Otra área en la que recibimos una gran cantidad de quejas de los pacientes es cuando un paciente es derivado a
un centro no participante como un Centro de Cirugía Ambulatoria, Sala de Endoscopía o Sala de Cirugía de un
consultorio sin que el paciente acuse recibo. Estas entidades a veces son propiedad parcial o total del médico
participante que deriva. Con frecuencia, los pacientes creen erróneamente que estos Centros de Cirugía
Ambulatoria participan en la red de Empire porque su médico lo recomendó o porque su médico o el socio de su
médico operan en ese centro o creen que la sala de cirugía participa porque es una extensión del consultorio del
médico participante. Si bien algunos afiliados pueden tener beneficios fuera de la red, es muy desconcertante
para ellos cuando se encuentran con obligaciones económicas inesperadas por servicios médicos.

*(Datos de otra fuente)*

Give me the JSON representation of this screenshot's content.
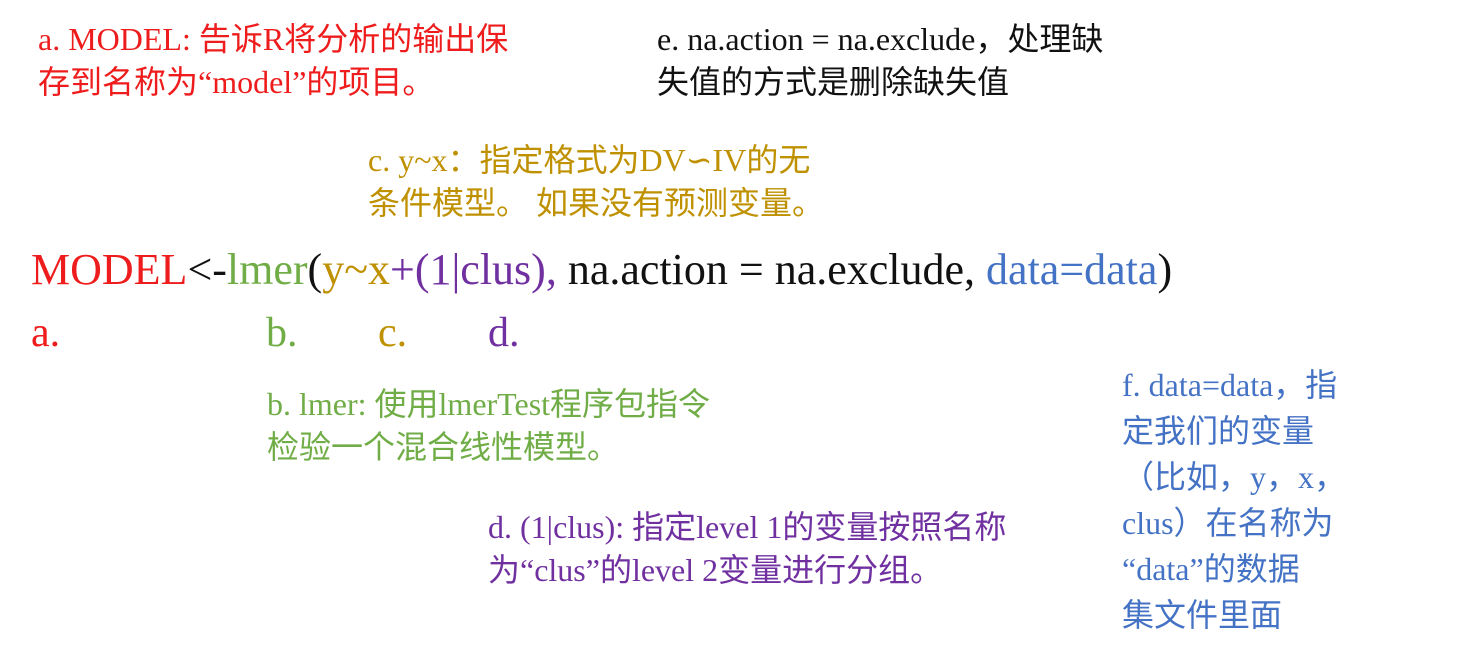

En un esfuerzo por abordar estas cuestiones, y como una segunda fase de nuestra Política de aviso anticipado al
paciente (APN, por sus siglas en inglés) sobre el uso de un prestador no participante, vigente a partir del 15 de
noviembre de 2010, ampliaremos esta política para exigir aviso anticipado por escrito cuando los pacientes sean
derivados a los siguientes tipos de centros no participantes o cuando los siguientes tipos de prestadores no
participantes intervengan en su atención (los agregados a nuestra política existente se destacan en negrita):
• Anestesista en consultorio: anestesia para cirugías en consultorio o anestesia suministrada en relación con cirugías o servicios
prestados en un centro quirúrgico independiente de propiedad total o parcial del médico que deriva
• Asistente quirúrgico (independientemente del entorno quirúrgico)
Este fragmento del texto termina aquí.